Equityworld Futures | Wall Street Rebound Didukung Data Ekonomi AS, Dow Melonjak Lebih 200 Poin

Equityworld Futures | Wall Street Rebound Didukung Data Ekonomi AS, Dow Melonjak Lebih 200 Poin

Equityworld Futures | Pasar saham AS menguat pada Rabu waktu AS atau Kamis (5/3/2026) WIB, meski perang Iran berlanjut. Penguatan pasar didukung meredanya lonjakan harga minyak dan meredanya kekhawatiran perlambatan ekonomi AS.

Equityworld Futures | Harga Emas Bangkit, Saatnya Kumpulkan Tenaga ke Level Tertinggi

Dow Jones Industrial Average melonjak 238,14 poin atau 0,49% ditutup di 48.739,41. Indeks 30 saham tersebut mengakhiri penurunan tiga hari berturut-turut. S&P 500 naik 0,78% ke 6.869,50, sementara Nasdaq Composite menguat 1,29% menjadi 22.807,48.

Saham teknologi mendukung pasar yang lebih luas, terutama sektor chip. Micron Technology dan Advanced Micro Devices masing-masing melonjak lebih dari 5%. Broadcom dan Nvidia naik lebih dari 1%.

Dua rilis data ekonomi yang kuat mendukung sentimen investor. ADP melaporkan perusahaan sektor swasta menambah lebih banyak lapangan kerja dari perkiraan pada Februari. Selain itu, sektor nonmanufaktur AS mencatat pertumbuhan lebih baik dari ekspektasi dengan tekanan inflasi yang mereda.

Anthony Saglimbene, kepala strategi pasar di Ameriprise, mengatakan kekhawatiran pelemahan pasar tenaga kerja kini mulai dipertanyakan. “Ekonomi AS berdiri di atas fondasi yang kuat,” katanya, seperti dikutip CNBC.

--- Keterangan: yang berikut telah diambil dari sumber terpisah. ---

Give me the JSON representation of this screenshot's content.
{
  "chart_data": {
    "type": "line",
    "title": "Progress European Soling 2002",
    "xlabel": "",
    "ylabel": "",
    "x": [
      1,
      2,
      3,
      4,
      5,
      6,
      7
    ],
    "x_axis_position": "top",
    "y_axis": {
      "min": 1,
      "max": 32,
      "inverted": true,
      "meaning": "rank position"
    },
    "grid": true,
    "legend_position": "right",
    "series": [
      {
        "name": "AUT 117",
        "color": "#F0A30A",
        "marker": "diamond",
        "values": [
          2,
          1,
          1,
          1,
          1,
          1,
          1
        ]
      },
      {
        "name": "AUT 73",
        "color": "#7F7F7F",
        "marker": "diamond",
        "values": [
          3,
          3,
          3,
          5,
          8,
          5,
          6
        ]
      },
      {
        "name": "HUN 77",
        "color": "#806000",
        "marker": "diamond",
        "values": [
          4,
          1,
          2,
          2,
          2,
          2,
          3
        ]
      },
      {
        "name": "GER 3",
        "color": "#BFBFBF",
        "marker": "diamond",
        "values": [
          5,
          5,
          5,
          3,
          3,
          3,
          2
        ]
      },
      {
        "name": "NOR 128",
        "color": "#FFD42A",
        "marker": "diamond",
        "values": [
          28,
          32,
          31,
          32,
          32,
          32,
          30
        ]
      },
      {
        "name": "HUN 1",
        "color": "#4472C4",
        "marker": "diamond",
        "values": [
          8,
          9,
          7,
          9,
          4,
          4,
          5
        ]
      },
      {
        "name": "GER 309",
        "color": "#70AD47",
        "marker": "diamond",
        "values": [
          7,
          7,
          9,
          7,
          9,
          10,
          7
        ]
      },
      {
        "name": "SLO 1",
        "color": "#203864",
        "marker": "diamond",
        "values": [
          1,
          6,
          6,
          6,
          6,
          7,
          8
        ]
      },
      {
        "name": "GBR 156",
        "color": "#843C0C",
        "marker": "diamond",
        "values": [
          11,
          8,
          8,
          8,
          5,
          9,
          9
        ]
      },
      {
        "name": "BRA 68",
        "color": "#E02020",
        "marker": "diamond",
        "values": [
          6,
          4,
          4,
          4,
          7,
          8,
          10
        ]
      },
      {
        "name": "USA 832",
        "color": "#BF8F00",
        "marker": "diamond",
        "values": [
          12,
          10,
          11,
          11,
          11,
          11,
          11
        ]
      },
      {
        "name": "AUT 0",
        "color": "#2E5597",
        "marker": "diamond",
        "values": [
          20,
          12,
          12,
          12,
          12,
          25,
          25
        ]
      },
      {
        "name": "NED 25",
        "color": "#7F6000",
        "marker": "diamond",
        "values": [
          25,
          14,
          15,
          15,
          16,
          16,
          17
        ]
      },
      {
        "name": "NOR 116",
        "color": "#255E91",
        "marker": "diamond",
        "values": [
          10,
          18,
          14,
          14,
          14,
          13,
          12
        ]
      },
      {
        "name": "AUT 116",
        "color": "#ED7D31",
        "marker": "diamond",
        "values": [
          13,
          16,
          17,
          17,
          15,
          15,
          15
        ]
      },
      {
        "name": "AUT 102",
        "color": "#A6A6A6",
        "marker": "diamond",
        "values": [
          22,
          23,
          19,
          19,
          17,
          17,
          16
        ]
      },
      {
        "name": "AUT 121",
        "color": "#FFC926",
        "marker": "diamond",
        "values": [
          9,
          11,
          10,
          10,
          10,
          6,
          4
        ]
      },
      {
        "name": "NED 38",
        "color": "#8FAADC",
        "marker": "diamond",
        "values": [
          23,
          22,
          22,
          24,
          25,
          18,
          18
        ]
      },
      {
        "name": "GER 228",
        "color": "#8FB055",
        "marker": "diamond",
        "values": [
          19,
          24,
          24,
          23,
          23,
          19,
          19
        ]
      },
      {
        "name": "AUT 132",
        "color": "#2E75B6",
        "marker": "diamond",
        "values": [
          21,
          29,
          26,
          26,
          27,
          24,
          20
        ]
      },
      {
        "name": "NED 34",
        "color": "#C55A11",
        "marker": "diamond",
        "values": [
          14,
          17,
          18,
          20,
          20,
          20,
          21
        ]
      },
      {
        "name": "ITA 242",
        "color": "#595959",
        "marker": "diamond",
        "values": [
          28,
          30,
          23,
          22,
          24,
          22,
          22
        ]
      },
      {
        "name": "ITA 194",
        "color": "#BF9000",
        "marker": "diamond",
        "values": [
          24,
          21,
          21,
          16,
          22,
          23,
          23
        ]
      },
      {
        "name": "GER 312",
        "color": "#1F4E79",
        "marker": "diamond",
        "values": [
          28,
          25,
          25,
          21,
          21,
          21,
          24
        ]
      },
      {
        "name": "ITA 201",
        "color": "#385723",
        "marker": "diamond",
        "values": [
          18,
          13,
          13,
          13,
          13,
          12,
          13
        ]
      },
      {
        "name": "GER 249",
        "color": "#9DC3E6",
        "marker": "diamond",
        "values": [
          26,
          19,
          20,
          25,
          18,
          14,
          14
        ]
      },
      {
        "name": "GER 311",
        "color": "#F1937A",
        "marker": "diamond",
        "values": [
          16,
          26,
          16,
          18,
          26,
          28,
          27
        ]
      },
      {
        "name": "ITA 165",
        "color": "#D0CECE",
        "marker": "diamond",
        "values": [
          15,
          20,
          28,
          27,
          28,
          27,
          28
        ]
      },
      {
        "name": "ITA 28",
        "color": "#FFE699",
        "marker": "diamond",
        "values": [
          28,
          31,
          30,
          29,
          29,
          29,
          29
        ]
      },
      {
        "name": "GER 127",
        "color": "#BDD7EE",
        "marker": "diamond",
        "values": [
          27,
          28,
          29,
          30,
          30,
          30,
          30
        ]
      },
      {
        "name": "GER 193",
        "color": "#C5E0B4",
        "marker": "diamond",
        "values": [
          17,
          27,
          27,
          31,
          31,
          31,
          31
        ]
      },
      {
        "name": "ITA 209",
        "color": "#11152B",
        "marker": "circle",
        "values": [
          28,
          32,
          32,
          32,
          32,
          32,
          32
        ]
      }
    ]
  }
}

Reaksi terhadap data ekonomi terjadi bersamaan dengan meredanya reli minyak setelah Menteri Keuangan Scott Bessent mengatakan bahwa AS akan membuat “serangkaian pengumuman” untuk mendukung arus minyak melalui Teluk Persia. Kontrak berjangka Brent dan WTI melemah pada Rabu, dengan Brent ditutup datar dan WTI naik 0,13%.

Reli minyak mereda setelah Presiden Donald Trump mengatakan bahwa AS akan memberikan asuransi risiko untuk perdagangan maritim melalui Teluk guna mendorong kapal tanker kembali melintas di Strait of Hormuz. Lalu lintas kapal tanker di selat tersebut – jalur transit minyak mentah paling vital di dunia – terhenti setelah komandan Garda Revolusi Iran mengancam membakar kapal yang mencoba melintas.

“Jika kita masuk ke lingkungan Timur Tengah yang lebih mengganggu, Anda akan melihat dampak rambatan lebih besar pada pasar global dan harga aset,” kata Saglimbene, seraya menambahkan bahwa masih terlalu dini untuk membuat penilaian tersebut.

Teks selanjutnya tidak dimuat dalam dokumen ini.